What the Market Is Saying
It's worth noting the discussion hasn't settled even among practitioners who have looked closely at the data. Some in the SEO community have pointed out that Chrome auditing for the file at all, even as a minor agentic-browsing check, suggests the file could become a more meaningful layer for AI discoverability over time, rather than dismissing it outright. Others maintain it's currently indistinguishable from a low-priority "nice-to-have" technical file. Both positions are reasonable readings of an evolving, still-thin evidence base — which is exactly why we'd caution against anyone declaring the debate closed in either direction.
What to Actually Prioritise Instead
Every study cited above arrives at roughly the same closing recommendation, and it's not a new one: the fundamentals still decide AI visibility, with or without llms.txt.
- ✓ Publish original, experience-backed content rather than commodity summaries
- ✓ Maintain clean technical SEO — crawlability, indexability, fast pages (the basic housekeeping that makes a website easy for any search engine, AI or otherwise, to read properly)
- ✓ Build genuine topical authority through connected content, not isolated articles
- ✓ Use structured data and schema markup where relevant (extra labels added to a webpage's code that tell search engines exactly what each piece of content is — a price, a review, a business address — rather than making them guess)

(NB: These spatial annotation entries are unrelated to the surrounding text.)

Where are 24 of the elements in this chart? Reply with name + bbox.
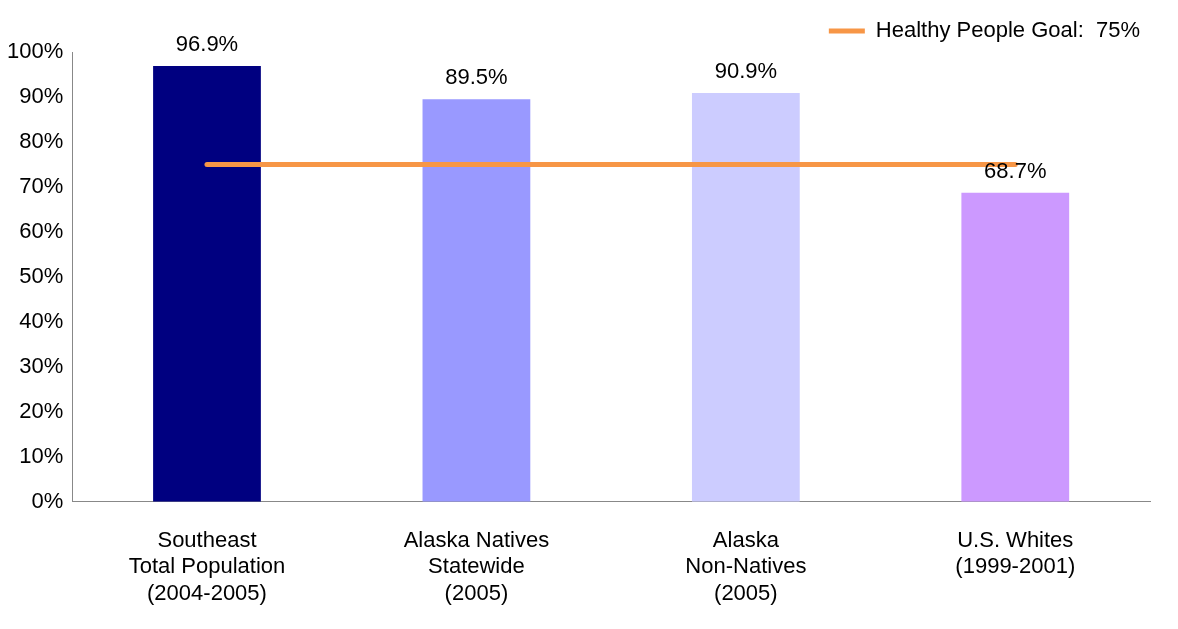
y-tick-label: 10% <box>19 442 64 468</box>
data-label: 96.9% <box>175 31 239 57</box>
y-tick-label: 70% <box>19 173 64 198</box>
data-label: 68.7% <box>984 157 1047 183</box>
x-tick-label: Alaska Natives Statewide (2005) <box>403 527 550 605</box>
y-tick-label: 90% <box>19 83 64 109</box>
x-tick-label: Southeast Total Population (2004-2005) <box>128 527 286 605</box>
y-tick-label: 100% <box>6 38 64 64</box>
bar <box>691 92 800 502</box>
y-tick-label: 0% <box>31 487 64 513</box>
y-tick-label: 20% <box>19 397 64 423</box>
y-tick-label: 60% <box>19 217 64 243</box>
legend-label: Healthy People Goal: 75% <box>875 17 1141 43</box>
data-label: 90.9% <box>714 57 778 83</box>
y-tick-label: 30% <box>19 352 64 378</box>
x-tick-label: U.S. Whites (1999-2001) <box>955 527 1076 579</box>
bar <box>153 65 261 502</box>
y-tick-label: 50% <box>19 262 64 288</box>
y-tick-label: 40% <box>19 307 64 333</box>
bar <box>961 192 1070 502</box>
y-tick-label: 80% <box>19 128 64 154</box>
data-label: 89.5% <box>445 64 508 90</box>
x-tick-label: Alaska Non-Natives (2005) <box>685 527 807 605</box>
bar <box>422 99 531 502</box>
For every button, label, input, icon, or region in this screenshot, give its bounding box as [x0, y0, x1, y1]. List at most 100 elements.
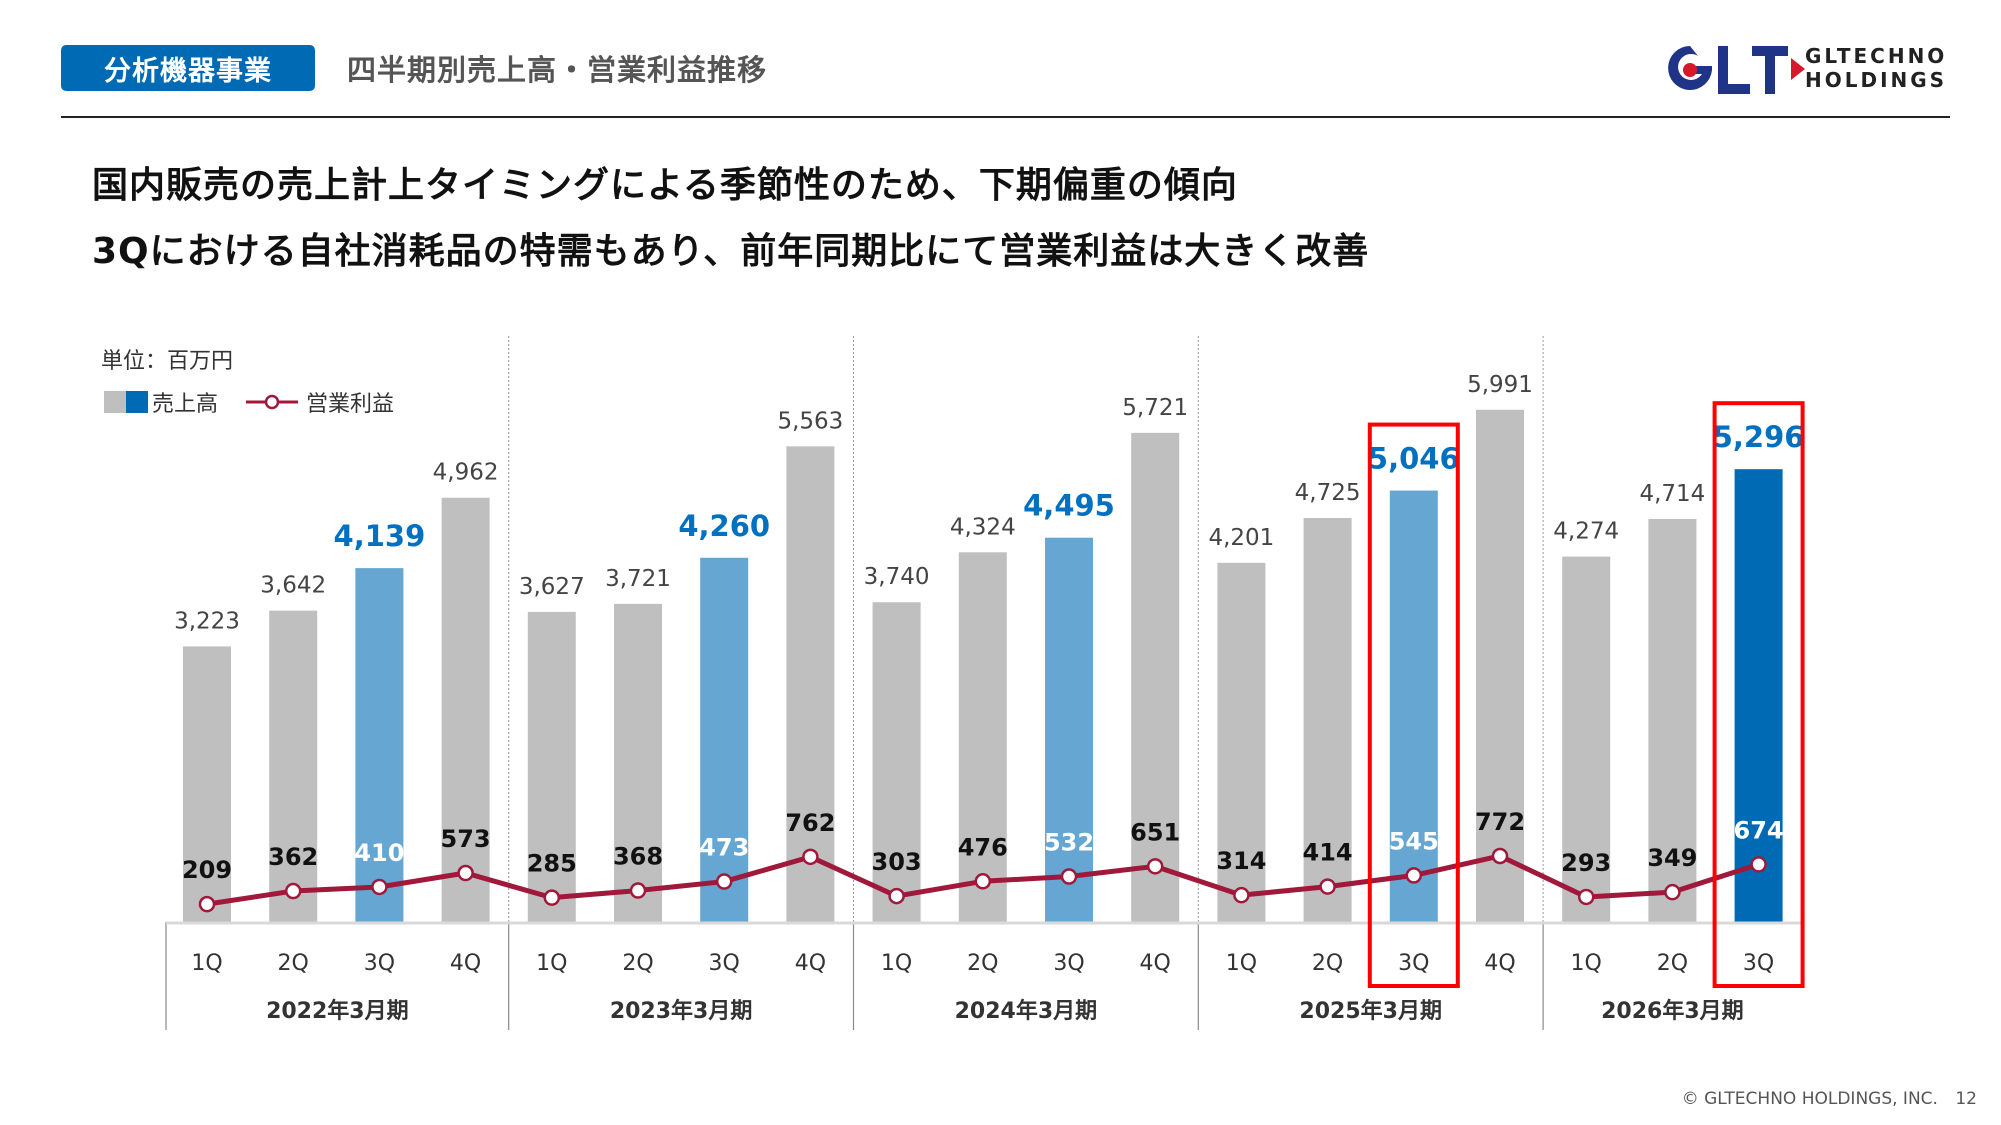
quarter-label: 3Q	[1743, 951, 1774, 976]
profit-point	[802, 848, 819, 866]
quarter-label: 1Q	[881, 951, 912, 976]
profit-value-label: 303	[872, 848, 922, 876]
sales-bar	[786, 446, 835, 922]
profit-value-label: 476	[958, 833, 1008, 861]
profit-point	[457, 864, 474, 882]
sales-value-label: 5,721	[1122, 395, 1188, 421]
quarter-label: 2Q	[1312, 951, 1343, 976]
copyright-text: © GLTECHNO HOLDINGS, INC.	[1681, 1089, 1938, 1109]
profit-value-label: 314	[1216, 847, 1266, 875]
sales-bar	[958, 552, 1007, 922]
sales-bar	[1131, 432, 1180, 922]
profit-value-label: 414	[1303, 839, 1353, 867]
sales-value-label: 3,627	[519, 574, 585, 600]
sales-value-label: 4,725	[1295, 480, 1361, 506]
sales-bar	[1648, 518, 1697, 922]
sales-bar	[269, 610, 318, 922]
profit-point	[1664, 883, 1681, 901]
profit-value-label: 573	[441, 825, 491, 853]
sales-value-label: 5,046	[1368, 442, 1460, 476]
legend-label-sales: 売上高	[152, 392, 219, 417]
profit-point	[1060, 868, 1078, 885]
quarter-label: 2Q	[967, 951, 998, 976]
quarter-label: 4Q	[450, 951, 481, 976]
legend-swatch-gray	[104, 391, 126, 413]
quarter-label: 3Q	[1053, 951, 1084, 976]
sales-value-label: 4,324	[950, 514, 1016, 540]
header-divider	[61, 116, 1950, 118]
profit-point	[974, 873, 992, 890]
profit-value-label: 209	[182, 856, 232, 884]
profit-value-label: 545	[1389, 827, 1439, 855]
sales-bar	[1217, 562, 1266, 922]
sales-bar	[700, 557, 749, 922]
legend-label-profit: 営業利益	[306, 392, 395, 417]
fiscal-year-label: 2026年3月期	[1601, 998, 1744, 1024]
sales-value-label: 4,962	[433, 460, 499, 486]
sales-value-label: 4,139	[334, 519, 426, 553]
legend-swatch-blue	[126, 391, 148, 413]
sales-bar	[1045, 537, 1093, 922]
sales-value-label: 3,721	[605, 566, 671, 592]
sales-bar	[1734, 469, 1783, 922]
profit-value-label: 349	[1647, 844, 1697, 872]
sales-bar	[527, 611, 576, 922]
footer: © GLTECHNO HOLDINGS, INC. 12	[1682, 1089, 1977, 1109]
page-subtitle: 四半期別売上高・営業利益推移	[347, 53, 768, 87]
profit-point	[1146, 858, 1164, 875]
profit-value-label: 410	[354, 839, 404, 867]
headline-line-1: 国内販売の売上計上タイミングによる季節性のため、下期偏重の傾向	[92, 165, 1238, 206]
fiscal-year-label: 2022年3月期	[266, 998, 409, 1024]
profit-point	[543, 889, 561, 906]
profit-point	[1233, 886, 1250, 904]
logo-line-1: GLTECHNO	[1805, 44, 1948, 68]
quarter-label: 1Q	[536, 951, 567, 976]
quarter-label: 2Q	[278, 951, 309, 976]
quarter-label: 3Q	[709, 951, 740, 976]
quarter-label: 2Q	[1657, 951, 1688, 976]
profit-value-label: 473	[699, 834, 749, 862]
profit-point	[1405, 867, 1423, 884]
profit-point	[1750, 856, 1767, 873]
logo-line-2: HOLDINGS	[1805, 68, 1948, 92]
sales-value-label: 3,642	[260, 573, 326, 599]
quarter-label: 4Q	[1484, 951, 1515, 976]
profit-point	[198, 895, 216, 913]
quarter-label: 4Q	[795, 951, 826, 976]
profit-value-label: 293	[1561, 849, 1611, 877]
profit-point	[371, 878, 388, 896]
sales-value-label: 3,223	[174, 608, 240, 634]
glt-logo-mark-icon	[1668, 46, 1805, 94]
logo-wordmark: GLTECHNO HOLDINGS	[1805, 44, 1947, 92]
sales-bar	[1303, 518, 1352, 922]
sales-bar	[1476, 409, 1524, 922]
sales-value-label: 4,260	[678, 509, 770, 543]
sales-bar	[441, 497, 490, 922]
sales-bar	[355, 568, 404, 922]
quarter-label: 1Q	[1571, 951, 1602, 976]
sales-bar	[614, 603, 662, 922]
profit-value-label: 651	[1130, 818, 1180, 846]
sales-value-label: 3,740	[864, 564, 930, 590]
sales-value-label: 4,201	[1208, 525, 1274, 551]
profit-value-label: 285	[527, 850, 577, 878]
fiscal-year-label: 2023年3月期	[610, 998, 753, 1024]
profit-point	[888, 887, 905, 905]
profit-value-label: 368	[613, 843, 663, 871]
sales-bar	[1562, 556, 1611, 922]
sales-value-label: 4,274	[1553, 519, 1619, 545]
quarter-label: 1Q	[1226, 951, 1257, 976]
chart-legend: 売上高 営業利益	[104, 386, 394, 418]
quarter-label: 3Q	[364, 951, 395, 976]
quarter-label: 1Q	[191, 951, 222, 976]
fiscal-year-label: 2025年3月期	[1299, 998, 1442, 1024]
quarter-label: 3Q	[1398, 951, 1429, 976]
profit-value-label: 772	[1475, 808, 1525, 836]
profit-value-label: 762	[785, 809, 835, 837]
profit-value-label: 674	[1734, 816, 1784, 844]
profit-point	[1577, 888, 1595, 906]
fiscal-year-label: 2024年3月期	[955, 998, 1098, 1024]
quarter-label: 2Q	[622, 951, 653, 976]
sales-bar	[1389, 490, 1438, 922]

- ✓ Earn third-party validation — mentions, citations, and authority signals beyond your own site
If you want a deeper breakdown of how those fundamentals translate specifically into AI search visibility, our guides on optimising your website for AI search and measuring AI SEO performance go into the parts of this that the data actually supports.
Final Thoughts
Llms.txt is not a scam, and it is not robots.txt. It's a small, genuinely low-effort file with a narrow, mostly developer-facing purpose that got swept into the AI SEO hype cycle faster than anyone had data to support it. The two largest independent studies done on it so far — 137,000 domains and 300,000 domains respectively — both arrive at the same place: no detectable AI visibility benefit today.
That could change. Google itself leaves the door open, and Chrome's Lighthouse audit shows at least one part of the ecosystem is paying attention to it for agentic use cases. But "might matter eventually" is a different claim from "you need this now," and right now, the second claim isn't supported by the evidence. Spend the bulk of your effort on the fundamentals. Add the file if it costs you nothing to do so. Don't let anyone sell it to you as the new robots.txt.